Oktober 2021. Die Medien überschlagen sich. Über 111 Millionen Menschen haben die neue Netflix-Hype Serie geschaut. Wow!
November 2021. Die Medien überschlagen sich. Pädagogen laufen Sturm gegen die neue Serie, weil Schüler Teile des Spielsystems in ihren Pausenspielen adaptieren. Warnung!

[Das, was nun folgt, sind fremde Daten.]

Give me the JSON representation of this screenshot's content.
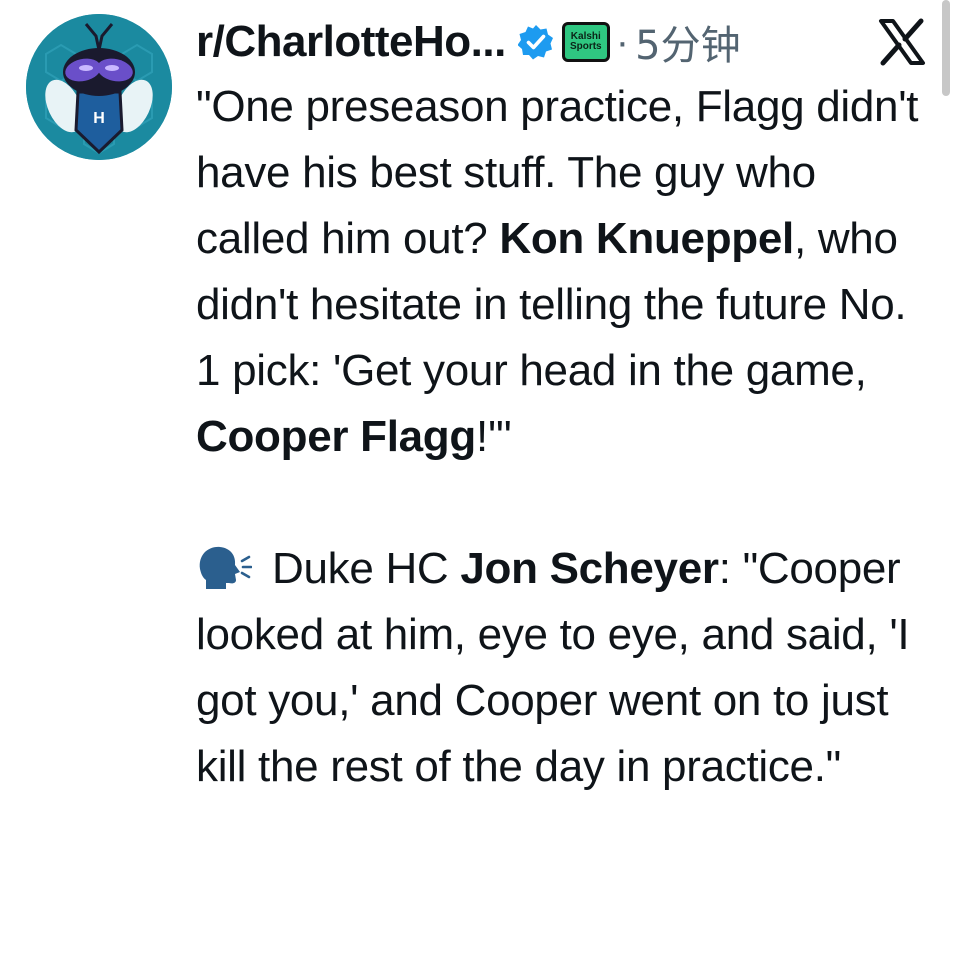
{
  "post": {
    "author": {
      "display_name": "r/CharlotteHo...",
      "verified_icon": "verified-badge-icon",
      "affiliate_badge": {
        "line1": "Kalshi",
        "line2": "Sports"
      },
      "separator": "·",
      "timestamp": "5分钟"
    },
    "platform_icon": "x-logo-icon",
    "paragraph1": {
      "part1": "\"One preseason practice, Flagg didn't have his best stuff. The guy who called him out? ",
      "bold1": "Kon Knueppel",
      "part2": ", who didn't hesitate in telling the future No. 1 pick: 'Get your head in the game, ",
      "bold2": "Cooper Flagg",
      "part3": "!'\""
    },
    "paragraph2": {
      "icon": "speaking-head-icon",
      "part1": "Duke HC ",
      "bold1": "Jon Scheyer",
      "part2": ": \"Cooper looked at him, eye to eye, and said, 'I got you,' and Cooper went on to just kill the rest of the day in practice.\""
    }
  },
  "colors": {
    "text": "#0f1419",
    "muted": "#536471",
    "verified": "#1d9bf0",
    "affiliate": "#2fc781",
    "avatar_bg": "#1b8aa0"
  }
}
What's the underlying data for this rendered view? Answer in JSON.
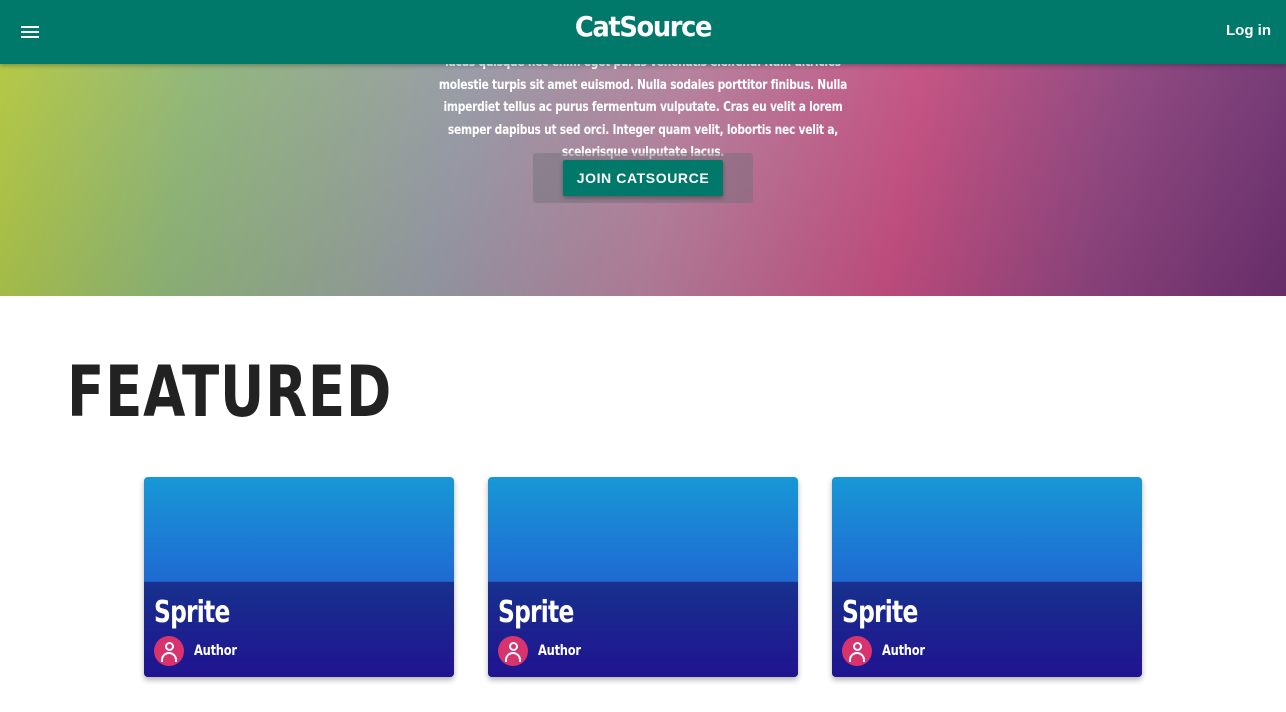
{
  "header": {
    "brand": "CatSource",
    "login_label": "Log in",
    "menu_icon": "hamburger-menu-icon"
  },
  "hero": {
    "text": "lacus quisque nec enim eget purus venenatis eleifend. Nam ultricies molestie turpis sit amet euismod. Nulla sodales porttitor finibus. Nulla imperdiet tellus ac purus fermentum vulputate. Cras eu velit a lorem semper dapibus ut sed orci. Integer quam velit, lobortis nec velit a, scelerisque vulputate lacus.",
    "cta_label": "JOIN CATSOURCE"
  },
  "featured": {
    "title": "FEATURED",
    "cards": [
      {
        "title": "Sprite",
        "author": "Author",
        "avatar_icon": "user-icon"
      },
      {
        "title": "Sprite",
        "author": "Author",
        "avatar_icon": "user-icon"
      },
      {
        "title": "Sprite",
        "author": "Author",
        "avatar_icon": "user-icon"
      }
    ]
  },
  "colors": {
    "primary": "#00796b",
    "avatar": "#d8336d",
    "card_top": "#1898d6",
    "card_bottom": "#22128c"
  }
}
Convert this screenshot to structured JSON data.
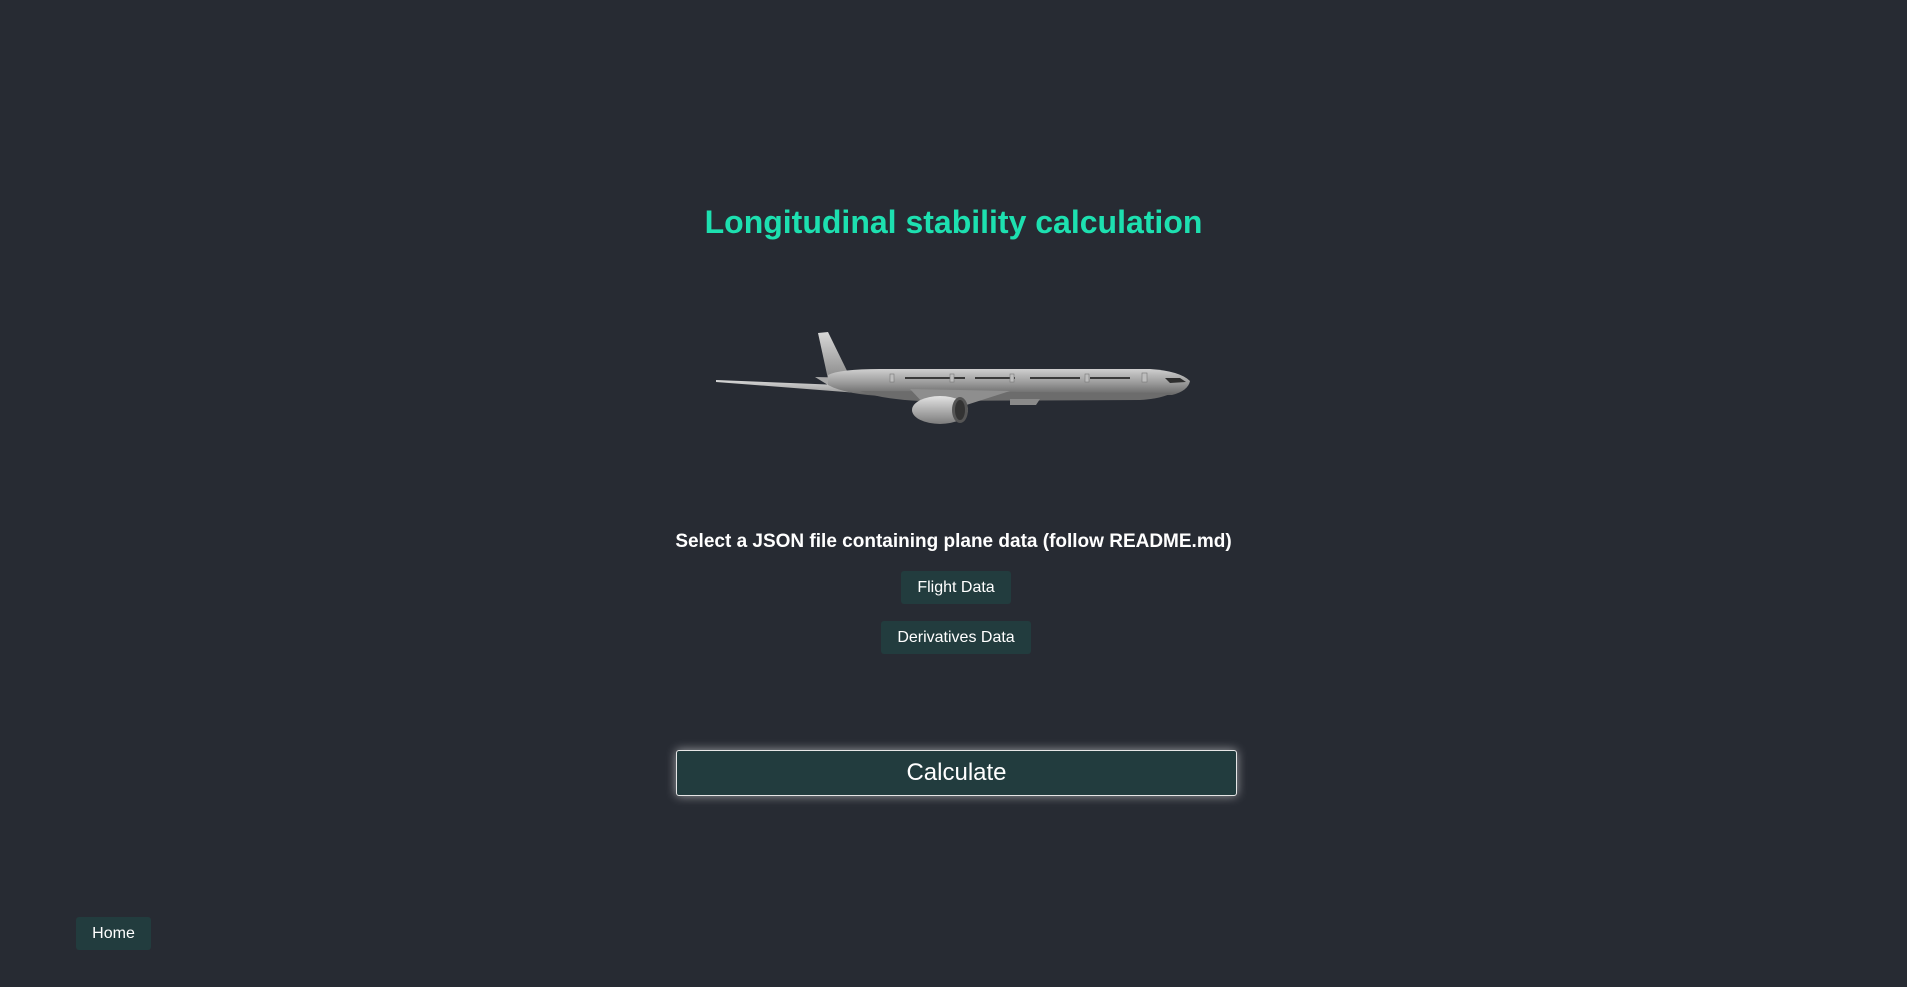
{
  "page": {
    "title": "Longitudinal stability calculation",
    "instructions": "Select a JSON file containing plane data (follow README.md)"
  },
  "buttons": {
    "flight_data": "Flight Data",
    "derivatives_data": "Derivatives Data",
    "calculate": "Calculate",
    "home": "Home"
  },
  "colors": {
    "background": "#272b33",
    "accent": "#1de0b0",
    "button_bg": "#223c3e",
    "text": "#ffffff"
  },
  "image": {
    "subject": "airplane-illustration"
  }
}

Ich kann den Hype auf beiden Seiten nicht ganz verstehen. Mir ging es mit der Serie wie mit den meisten Tarantino-Filmen, „Altered Carbon“ oder „3%“. Filmisch zu gut gemacht, um sie als Medienmensch nicht zu kennen, aber soviel unsinnige Gewaltdarstellung, dass ich weiß, sie tut mir nicht gut. Dennoch habe ich „Squid Game“ in kurzer Zeit durchgeschaut und bin begeistert. In den ersten Teilen wird bewegend gezeigt, wie Menschen in Armut und Abhängigkeit leben, welche Probleme und Hoffnungslosigkeit daraus erwächst und wie leicht man bereit ist, für Geld alles zu tun. Ein Phänomen, was nicht nur im koreanischen Film, sondern auch in unserem Alltag oft zu beobachten ist. Wir haben zu wenig Geld für das, was wir dringend barauchen. Und wenn sogar Familien daran zerbrechen oder kranke Menschen nicht versorgt werden können, ist es umso verlockender, dem Glücksspiel zu verfallen, auch wenn man etwas riskieren muss.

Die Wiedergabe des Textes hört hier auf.